Great star show this evening in the western sky

Break out those tripods, the weather is nice and the sky is putting on a show. If you are the type who has to have a photo of everything (and you know who you are) you can take pictures of the night sky with an average camera — and a little thought to technique.

Sure, it helps to have a crazy long lens or shoot through a telescope. It is nice to have a motorized tripod, which allows you to follow one star and take long exposures. Hey, it would be nice to own your own island too, right?

But, I suspect most of us are more on the level of going up the parkway, finding a dark place and watching the show, at least I am. So let us stick to reality on this one.

I am assuming a basic understanding of photography terms and items here.

First, find what you want to shoot.
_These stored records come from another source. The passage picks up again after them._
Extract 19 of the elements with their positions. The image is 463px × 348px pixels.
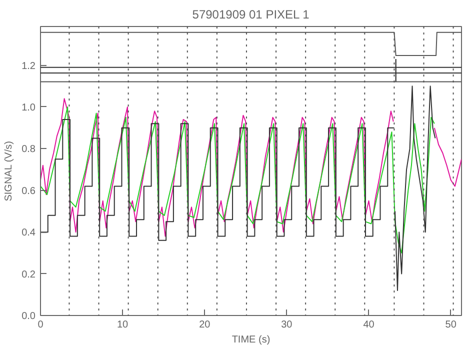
y-tick-label: 1.0 [22, 102, 36, 114]
y-axis-title: SIGNAL (V/s) [4, 141, 15, 202]
x-axis-title: TIME (s) [232, 334, 270, 346]
x-tick-label: 50 [445, 320, 457, 330]
x-tick-label: 30 [281, 320, 293, 330]
chart-title: 57901909 01 PIXEL 1 [192, 8, 310, 22]
y-tick-label: 0.4 [22, 228, 36, 239]
y-tick-label: 0.0 [22, 311, 36, 322]
x-tick-label: 40 [363, 320, 375, 330]
y-tick-label: 0.2 [22, 269, 36, 280]
line-series [434, 127, 462, 187]
x-tick-label: 0 [38, 320, 44, 330]
x-tick-label: 10 [117, 320, 129, 330]
x-tick-label: 20 [199, 320, 211, 330]
line-series [40, 106, 435, 254]
y-tick-label: 0.8 [22, 144, 36, 156]
y-tick-label: 0.6 [22, 186, 36, 197]
line-series [394, 86, 436, 291]
y-tick-label: 1.2 [22, 60, 36, 72]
Tonight’s sky offers several really bright items close together, that makes it more interesting than normal. Take a look at this sky map.

If you can find the moon in the evening sky, you should see the other objects easily with your eyes.

From EarthSky.org,

After sunset today (March 26, 2012), watch for the waxing crescent moon – a thicker crescent tonight than last night – near the dazzling planet Venus in the west. You can’t miss them, because Venus is the brightest object in the sky after the sun and moon. Plus Venus is only one day away from its greatest elongation – its greatest distance from the sun on our sky’s dome. And there’s more. The planet Jupiter, the fourth-brightest celestial object in all the heavens, beams below Venus and the moon. The celebrated Pleiades star cluster glimmers a short hop above. Amazing view! Don’t miss it.
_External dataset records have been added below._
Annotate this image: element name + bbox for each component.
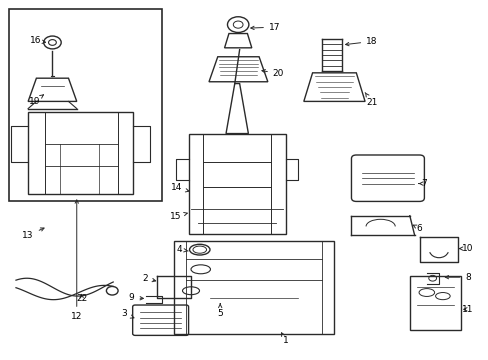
Text: 8: 8: [445, 273, 470, 282]
Text: 20: 20: [262, 69, 284, 78]
Text: 3: 3: [122, 310, 134, 319]
Text: 13: 13: [22, 228, 44, 240]
Text: 21: 21: [365, 93, 377, 107]
Text: 12: 12: [71, 200, 82, 321]
Text: 11: 11: [462, 305, 473, 314]
Bar: [174, 241, 334, 334]
Text: 10: 10: [458, 244, 473, 253]
Text: 6: 6: [412, 224, 422, 233]
Text: 16: 16: [30, 36, 45, 45]
Text: 9: 9: [128, 293, 143, 302]
Bar: [9, 9, 162, 202]
Text: 19: 19: [29, 95, 43, 106]
Text: 17: 17: [250, 23, 280, 32]
Text: 4: 4: [177, 245, 188, 254]
Text: 5: 5: [217, 304, 223, 319]
Text: 15: 15: [169, 212, 187, 221]
Text: 7: 7: [418, 179, 427, 188]
Bar: [188, 134, 285, 234]
Bar: [409, 276, 460, 330]
Text: 1: 1: [281, 333, 288, 345]
Text: 2: 2: [142, 274, 155, 283]
Text: 14: 14: [170, 183, 188, 192]
Bar: [28, 112, 132, 194]
Text: 22: 22: [76, 294, 87, 303]
Text: 18: 18: [345, 37, 377, 46]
Now, let’s take a look at what that might look like through a 50mm lens. I used a tripod and exposed for 8 seconds at f11 with an ISO of 1600 for this. I like to use ASA1600 for sky photos, but not all cameras can keep the colors right at that speed. Experiment with your camera to see what works.

TIPS: Get a tripod and make sure it is stable. Mount your camera on it securely, and don’t trip on it while the shutter is open. Set your camera to Manual (if it has it) and experiment with ISO’s and shutter lengths to see what works best for you.